Joseph Muscat’s impending departure from the Auberge de Castille brings to a close the sixth Labour premiership since 1947. The turbulent circumstances surrounding his resignation call to mind a pattern: each of his Labour predecessors in the most powerful office in the land departed the office prematurely and in a situation of political or constitutional crisis: Paul Boffa in 1950; Dom Mintoff in 1958 and again in 1984; Karmenu Mifsud Bonnici in 1987; Alfred Sant in 1998; and now Muscat, merely two years and six months after a second, spectacular electoral victory.

This sequence is part of a paradox. Since the end of World War II, the Labour Party has consistently pioneered crucial innovations in Maltese politics, innovations that transformed politics and won handsome electoral dividends.

Labour was the first mass-membership party; the first to strike strategic electoral bargains with rising socio-economic groups, beginning with trade unions in the 1950s and climaxing with big business in 2013. Labour early understood the power of the press, broadcasting and, more recently, social media, in influencing voter worldviews and aspirations. As an electoral machine, the Labour Party consistently leads the field. In government, too, Labour is associated with some of the most important development strategies and policy initiatives from which Malta has benefited: universal welfare services, infrastructural investments; during the past six years, it has presided over rapid economic growth, albeit riding on a strategy first conceived by the preceding Nationalist government.

Why, then, do its stints at the helm of the state invariably end in crisis? Two possible explanations come to mind.

One is that, for all its creativity in politics and government, it has taken rigid, mistaken and ultimately unsuccessful stances on the strategic choices facing the country: the Integration scheme of the 1950s comes immediately to mind, a vision of state-led development of the 1970s and early 1980s that fell prey to virulent clientelism, and decades-long opposition to European integration.

By creating a cult of personality, the leader hollows out the party organs, and transforms democratic politics into tribalism

The party’s leaders remained inflexibly committed to these policies even when it became clear that they were failing, only to make dramatic, radical and apparently unconditional changes of direction. For all the sophistication of its electoral strategies and the visionary quality of many of its policies, the party’s approach to strategic national choices is almost always doctrinaire, confrontational and poorly thought through. The shift of position that failure induces then smacks more of political opportunism than of a conviction born of penetrating study, consultation and deliberation.

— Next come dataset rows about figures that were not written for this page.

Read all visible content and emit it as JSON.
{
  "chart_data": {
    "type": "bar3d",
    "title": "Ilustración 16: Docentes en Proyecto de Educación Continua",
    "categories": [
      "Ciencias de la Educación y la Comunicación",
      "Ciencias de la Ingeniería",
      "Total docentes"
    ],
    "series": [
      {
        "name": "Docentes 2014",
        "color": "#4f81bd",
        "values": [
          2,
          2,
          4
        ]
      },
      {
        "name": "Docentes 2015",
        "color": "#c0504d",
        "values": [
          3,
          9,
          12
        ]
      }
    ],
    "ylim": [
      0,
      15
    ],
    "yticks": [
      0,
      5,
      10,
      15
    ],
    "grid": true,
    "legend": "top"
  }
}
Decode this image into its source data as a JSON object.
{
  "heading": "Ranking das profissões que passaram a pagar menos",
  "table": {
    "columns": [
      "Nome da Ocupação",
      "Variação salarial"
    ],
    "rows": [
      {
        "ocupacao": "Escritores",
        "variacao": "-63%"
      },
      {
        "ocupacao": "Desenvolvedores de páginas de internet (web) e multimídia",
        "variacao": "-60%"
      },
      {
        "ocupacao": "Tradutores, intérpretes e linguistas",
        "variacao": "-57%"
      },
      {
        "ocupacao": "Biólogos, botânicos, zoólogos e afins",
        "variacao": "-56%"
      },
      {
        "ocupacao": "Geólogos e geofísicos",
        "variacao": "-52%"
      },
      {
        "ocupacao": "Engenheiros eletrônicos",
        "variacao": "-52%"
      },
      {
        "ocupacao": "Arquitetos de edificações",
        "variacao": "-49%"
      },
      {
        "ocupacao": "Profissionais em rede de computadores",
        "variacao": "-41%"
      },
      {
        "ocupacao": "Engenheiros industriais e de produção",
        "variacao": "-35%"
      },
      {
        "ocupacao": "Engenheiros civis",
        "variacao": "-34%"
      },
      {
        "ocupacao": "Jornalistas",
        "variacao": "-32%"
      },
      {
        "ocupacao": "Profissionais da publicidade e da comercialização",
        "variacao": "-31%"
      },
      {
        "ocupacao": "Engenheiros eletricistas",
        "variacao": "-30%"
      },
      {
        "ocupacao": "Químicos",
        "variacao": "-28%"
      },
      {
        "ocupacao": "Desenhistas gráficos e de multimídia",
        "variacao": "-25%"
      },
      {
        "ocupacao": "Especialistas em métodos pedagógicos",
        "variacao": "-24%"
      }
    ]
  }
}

All of this points to another, perhaps more serious explanation for the crisis-mired ending of Labour governments: a tradition of leadership that is flawed and dysfunctional.

In marked contrast to the Nationalist Party, only one of the Labour Party’s leaders – Karmenu Mifsud Bonnici – has been a lawyer by profession. Mifsud Bonnici himself specialised in labour and employment law rather than civil, criminal or constitutional law like his Nationalist peers. He was, arguably, cast in the ‘technocratic’ mould of the other Labour Party leaders – Boffa the physician, Mintoff the architect, Sant and Muscat the economists.

Here, perhaps, lies a clue to the party’s leadership style: the technical, specialist outlook of these professions tends perhaps to accentuate the ‘Big Man’ pattern that is characteristic of Maltese politics and, indeed, the politics of numerous countries. If this is the case, the ‘big man’ of Labour vintage not only fancies himself a master of political manoeuvring, a visionary, a decisive leader and, where necessary, a ruthless ‘fixer’: he may also see himself as an omniscient expert.

Compounded together, these ingredients make for a pattern of leadership that brooks little opposition within and outside its own house. Internal dissent is neutralised by intimidation or co-optation, while external opposition is demonised and harrassed. By creating a cult of personality, the leader hollows out the party organs and transforms democratic politics into tribalism.

The ‘Expert Big Man’, then, regards deliberation, expert advice, prudence and legal and administrative routines as obstacles to be swept aside or circumvented. In so doing, he subverts the rule of law that protects ordinary people and neutralises the governing institutions that stabilise politics, regularise government and conserve the State as an entity transcending leaders, factions, parties, issues and sectoral interests.

There is one other point to make that is particularly relevant to Malta’s past and present experience: this pattern of leadership is inherently confrontational and, consequently, engenders political violence.

The Labour Party is about to select a successor to Muscat. Will the next leader perpetuate the flawed, dysfunctional leadership model that brings both the party and the country to recurring crises? Will the Maltese people be able to look to the Labour Party for leadership that is as prudent, steady and sound at the tiller of the Ship of State as it is shrewd, skilful and creative at the hustings?

Edward Warrington is associate professor, Department of Public Policy, University of Malta.